Pediatric encephalopathies of genetic origin cause severe motor and intellectual disabilities from birth. One of these diseases, first identified in 2013, is caused by mutations in the GNAO1 gene. To understand the finer details of the resulting disturbances, scientists at the University of Geneva (UNIGE) in Switzerland performed atomic, molecular and cellular analyses. They discovered that zinc could treat this disease.
The researchers found that a mutation in GNAO1 leads to the substitution of one amino acid for another in the protein sequence. This is enough to disrupt the mechanism for turning the encoded protein on and off, thereby altering the ability of neurons to communicate properly with their environment.
Zinc could treat, at least in part, the protein affected by these mutations. These results bring hope for a potentially life-changing treatment for patients and their families.
The study was published in the journal Science Advances.
Zinc could treat rare disease
Children with GNAO1 gene mutations show significant clinical disorders: delayed intellectual and motor development, uncontrollable movements, as well as more or less severe epilepsy, sometimes accompanied by brain damage and atrophy. GNAO1 encodes a protein called “Gαo”, which is one of the most essential building blocks of neuronal cells.
“This mutation is heterozygous dominant, meaning that one of the two copies of the gene is functional and the other is mutated. Even if neurons have half of the normal proteins, the effects in neurodevelopment are devastating”, explains Vladimir Katanaev, professor at the Department of Physiology and Cellular Metabolism at UNIGE Faculty of Medicine, who led this research.
Functional Gαo proteins are activated when bound to the nucleotide called GTP, then inactivated by hydrolysis. This allows the proteins to undergo a cycle of activation and deactivation necessary for the cell to function, he writes Medical Xpress.
Mutations in the GNAO1 gene lead to the replacement of one amino acid in Gαo by another.

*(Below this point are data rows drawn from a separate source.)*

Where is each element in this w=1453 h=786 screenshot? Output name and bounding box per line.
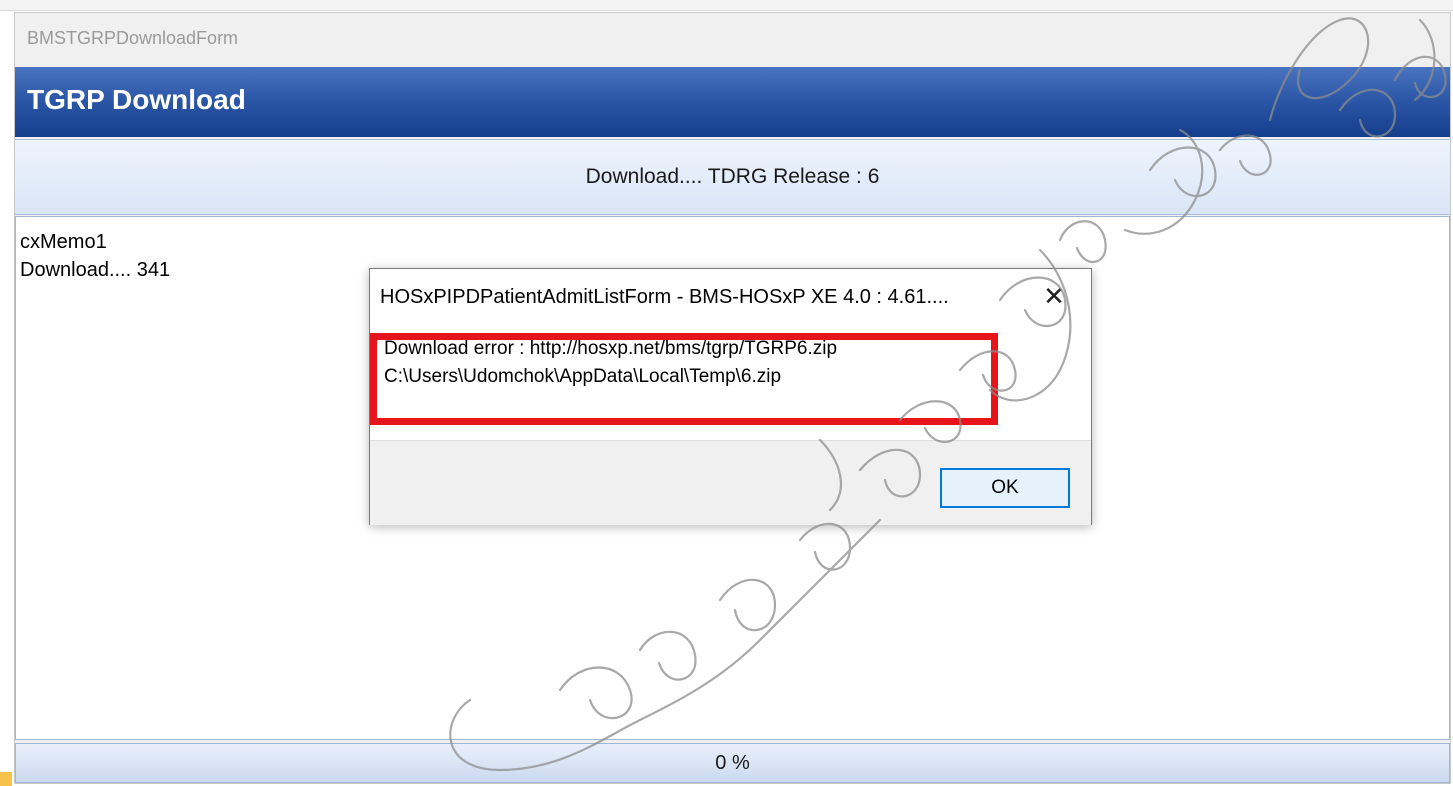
error-path-line: C:\Users\Udomchok\AppData\Local\Temp\6.z… — [384, 366, 782, 387]
corner-mark — [0, 772, 12, 786]
dialog-title: HOSxPIPDPatientAdmitListForm - BMS-HOSxP… — [380, 286, 949, 308]
background-text-fragment: ▔▔▔▔▔▔▔▔▔ ▔▔▔▔ — [10, 0, 134, 8]
progress-label: 0 % — [715, 752, 750, 774]
window-title: BMSTGRPDownloadForm — [15, 13, 1450, 67]
background-window-edge: ▔▔▔▔▔▔▔▔▔ ▔▔▔▔ ▔▔▔▔▔▔▔ — [0, 0, 1453, 11]
error-message-line: Download error : http://hosxp.net/bms/tg… — [384, 338, 838, 359]
dialog-footer: OK — [370, 440, 1091, 525]
memo-line: cxMemo1 — [20, 231, 107, 253]
close-icon[interactable]: ✕ — [1039, 281, 1069, 311]
ok-button[interactable]: OK — [940, 468, 1070, 508]
error-dialog: HOSxPIPDPatientAdmitListForm - BMS-HOSxP… — [369, 268, 1092, 525]
form-header-title: TGRP Download — [15, 67, 1450, 137]
progress-bar: 0 % — [15, 743, 1450, 783]
download-status-panel: Download.... TDRG Release : 6 — [15, 139, 1450, 215]
dialog-message: Download error : http://hosxp.net/bms/tg… — [384, 335, 837, 391]
background-text-fragment: ▔▔▔▔▔▔▔ — [480, 0, 545, 8]
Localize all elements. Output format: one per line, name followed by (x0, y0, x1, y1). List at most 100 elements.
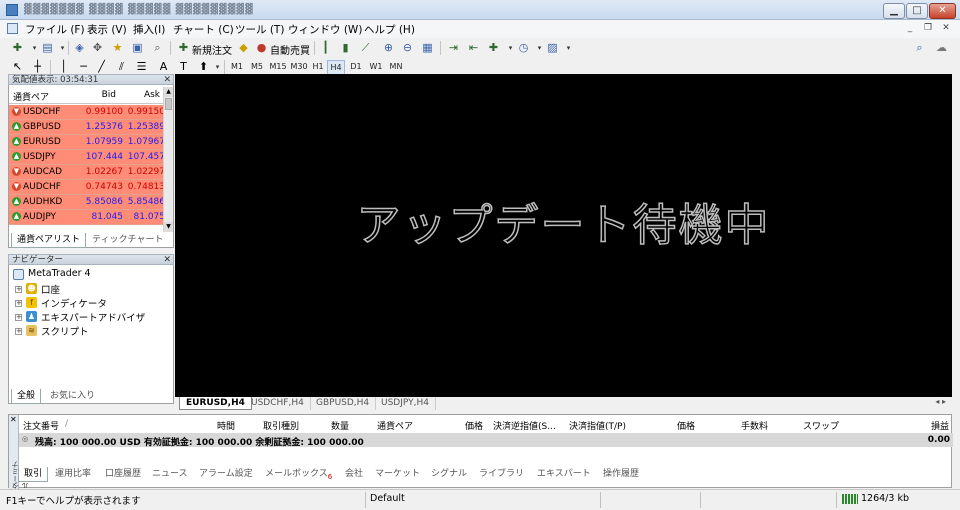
fibonacci-icon[interactable]: ☰ (134, 60, 149, 74)
candle-chart-icon[interactable]: ▮ (338, 41, 353, 55)
navigator-icon[interactable]: ★ (110, 41, 125, 55)
new-order-button[interactable]: 新規注文 (192, 42, 232, 57)
tab-news[interactable]: ニュース (147, 467, 193, 482)
new-order-icon[interactable]: ✚ (176, 41, 191, 55)
menu-insert[interactable]: 挿入(I) (130, 22, 168, 37)
horizontal-line-icon[interactable]: ─ (76, 60, 91, 74)
new-chart-icon[interactable]: ✚ (10, 41, 25, 55)
market-watch-row[interactable]: ▲ EURUSD 1.07959 1.07967 (9, 135, 167, 150)
mdi-minimize-icon[interactable]: _ (903, 23, 917, 35)
chat-icon[interactable]: ☁ (934, 41, 949, 55)
expand-icon[interactable]: + (15, 328, 22, 335)
crosshair-icon[interactable]: ┼ (30, 60, 45, 74)
indicators-icon[interactable]: ✚ (486, 41, 501, 55)
menu-tools[interactable]: ツール (T) (232, 22, 287, 37)
tab-company[interactable]: 会社 (340, 467, 368, 482)
menu-chart[interactable]: チャート (C) (170, 22, 237, 37)
chart-tab-gbpusd[interactable]: GBPUSD,H4 (310, 397, 377, 410)
col-symbol[interactable]: 通貨ペア (377, 419, 413, 432)
mdi-close-icon[interactable]: ✕ (939, 23, 953, 35)
market-watch-row[interactable]: ▲ GBPUSD 1.25376 1.25389 (9, 120, 167, 135)
zoom-out-icon[interactable]: ⊖ (400, 41, 415, 55)
col-swap[interactable]: スワップ (803, 419, 839, 432)
expand-icon[interactable]: + (15, 300, 22, 307)
timeframe-h4[interactable]: H4 (327, 60, 345, 75)
dropdown-arrow-icon[interactable]: ▾ (210, 60, 225, 74)
close-button[interactable]: ✕ (929, 3, 956, 19)
tab-trade[interactable]: 取引 (18, 467, 49, 482)
market-watch-icon[interactable]: ◈ (72, 41, 87, 55)
close-icon[interactable]: ✕ (163, 255, 171, 265)
tab-symbols[interactable]: 通貨ペアリスト (11, 233, 87, 248)
nav-experts[interactable]: エキスパートアドバイザ (41, 310, 145, 324)
mdi-restore-icon[interactable]: ❐ (921, 23, 935, 35)
bar-chart-icon[interactable]: ┃ (318, 41, 333, 55)
text-label-icon[interactable]: T (176, 60, 191, 74)
auto-trade-icon[interactable]: ● (254, 41, 269, 55)
col-symbol[interactable]: 通貨ペア (13, 90, 49, 103)
chart-tab-eurusd[interactable]: EURUSD,H4 (179, 397, 252, 410)
arrows-icon[interactable]: ⬆ (196, 60, 211, 74)
menu-help[interactable]: ヘルプ (H) (361, 22, 418, 37)
tab-market[interactable]: マーケット (370, 467, 425, 482)
menu-window[interactable]: ウィンドウ (W) (285, 22, 365, 37)
col-take-profit[interactable]: 決済指値(T/P) (569, 419, 626, 432)
nav-accounts[interactable]: 口座 (41, 282, 60, 296)
timeframe-mn[interactable]: MN (387, 60, 405, 75)
col-price-current[interactable]: 価格 (677, 419, 695, 432)
timeframe-h1[interactable]: H1 (310, 60, 326, 75)
nav-root[interactable]: MetaTrader 4 (28, 268, 91, 279)
timeframe-d1[interactable]: D1 (348, 60, 364, 75)
menu-file[interactable]: ファイル (F) (22, 22, 88, 37)
tab-alerts[interactable]: アラーム設定 (194, 467, 258, 482)
trendline-icon[interactable]: ╱ (94, 60, 109, 74)
market-watch-row[interactable]: ▼ USDCHF 0.99100 0.99150 (9, 105, 167, 120)
tab-library[interactable]: ライブラリ (474, 467, 529, 482)
profiles-icon[interactable]: ▤ (40, 41, 55, 55)
tab-scroll-arrows-icon[interactable]: ◂ ▸ (935, 397, 946, 406)
col-profit[interactable]: 損益 (931, 419, 949, 432)
line-chart-icon[interactable]: ⟋ (358, 41, 373, 55)
tab-exposure[interactable]: 運用比率 (50, 467, 96, 482)
col-time[interactable]: 時間 (217, 419, 235, 432)
chart-tab-usdjpy[interactable]: USDJPY,H4 (375, 397, 436, 410)
maximize-button[interactable]: □ (906, 3, 928, 19)
timeframe-m15[interactable]: M15 (268, 60, 288, 75)
tab-general[interactable]: 全般 (11, 389, 42, 404)
auto-trade-button[interactable]: 自動売買 (270, 42, 310, 57)
close-icon[interactable]: ✕ (10, 415, 17, 424)
market-watch-scrollbar[interactable]: ▲ ▼ (163, 87, 173, 232)
nav-scripts[interactable]: スクリプト (41, 324, 89, 338)
nav-indicators[interactable]: インディケータ (41, 296, 107, 310)
col-commission[interactable]: 手数料 (741, 419, 768, 432)
col-volume[interactable]: 数量 (331, 419, 349, 432)
timeframe-m5[interactable]: M5 (249, 60, 265, 75)
periods-clock-icon[interactable]: ◷ (516, 41, 531, 55)
col-price[interactable]: 価格 (465, 419, 483, 432)
tab-account-history[interactable]: 口座履歴 (100, 467, 146, 482)
market-watch-row[interactable]: ▲ USDJPY 107.444 107.457 (9, 150, 167, 165)
autoscroll-icon[interactable]: ⇤ (466, 41, 481, 55)
market-watch-row[interactable]: ▲ AUDJPY 81.045 81.075 (9, 210, 167, 225)
vertical-line-icon[interactable]: │ (56, 60, 71, 74)
col-ask[interactable]: Ask (144, 90, 160, 100)
chart-shift-icon[interactable]: ⇥ (446, 41, 461, 55)
terminal-icon[interactable]: ▣ (130, 41, 145, 55)
tab-favorites[interactable]: お気に入り (45, 389, 100, 404)
tile-windows-icon[interactable]: ▦ (420, 41, 435, 55)
col-type[interactable]: 取引種別 (263, 419, 299, 432)
col-order[interactable]: 注文番号 (23, 419, 59, 432)
chart-tab-usdchf[interactable]: USDCHF,H4 (245, 397, 311, 410)
channel-icon[interactable]: ⫽ (114, 60, 129, 74)
data-window-icon[interactable]: ✥ (90, 41, 105, 55)
tab-tick-chart[interactable]: ティックチャート (87, 233, 168, 248)
expand-icon[interactable]: + (15, 286, 22, 293)
menu-view[interactable]: 表示 (V) (84, 22, 130, 37)
tab-mailbox[interactable]: メールボックス6 (260, 467, 337, 482)
connection-bars-icon[interactable] (842, 494, 858, 504)
zoom-in-icon[interactable]: ⊕ (381, 41, 396, 55)
col-bid[interactable]: Bid (102, 90, 116, 100)
timeframe-m1[interactable]: M1 (229, 60, 245, 75)
templates-icon[interactable]: ▨ (545, 41, 560, 55)
market-watch-row[interactable]: ▲ AUDHKD 5.85086 5.85486 (9, 195, 167, 210)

These mutant proteins are activated very quickly but are unable to perform hydrolysis. Thus they are trapped in a permanent state of activation.
“These mutations were found to indirectly affect an amino acid crucial for GTP hydrolysis: glutamine 205. Normally, this glutamine is located structurally opposite to GTP, which allows hydrolysis. However, this glutamine is displaced in the case of a pathological mutation: this structural distance prevents the mechanism from working”, explains Vladimir Katanaev.
By disrupting interactions with cell membrane proteins, these mutations alter the ability of neurons to communicate with their environment.
Zinc could treat the disease and improve patients’ quality of life
The scientists based the rest of their study on these first fundamental results. “Ultimately, our goal is to try to find a treatment that limits the symptoms of the disease and improves the quality of life for patients and their families,” the researchers said.
To do this, the research team performed a high-throughput screening of thousands of approved drugs hoping to identify a molecule capable of reactivating hydrolysis.
“In rare diseases, there is usually no way to develop a completely new molecule. Reusing already available, approved and safe drug molecules can be a successful strategy,” adds Vladimir Katanaev.
One molecule, zinc pyrithione, stood out: it corrects the loss of intracellular interactions by bringing glutamine 205 close to its normal structural location, allowing GTP hydrolysis.
“This is an old antifungal and antibacterial medicine used in cream form for certain skin conditions. We took the analysis a step further to see if all or only part of this molecule was effective. It has been proven that the zinc ion is the effective one. Very easy to find in any pharmacy, it is already approved for the treatment of mild depression, insomnia and even in some developmental disorders in children,” says Vladimir Katanaev.
To confirm this result, the research team used an innovative animal model: the Drosophila fly. “We modified the housefly genome to copy the GNAO1 gene mutation while keeping a normal copy of the gene, as in humans,” explains Mikhail Savitskiy, a researcher in Vladimir Katanaev’s lab and a specialist in Drosophila disease modeling.
“The muscles had mobility problems and a reduced lifespan,” says the researcher. However, zinc could treat the problem if added to the diet throughout life, starting from the larval stage, allowing almost complete elimination of symptoms.
“This result is really amazing, especially since zinc is a very safe, well-tolerated and inexpensive substance,” says Savitskiy. The first patient studies look promising; clinical trials are to be conducted to assess whether the improvement is long-term.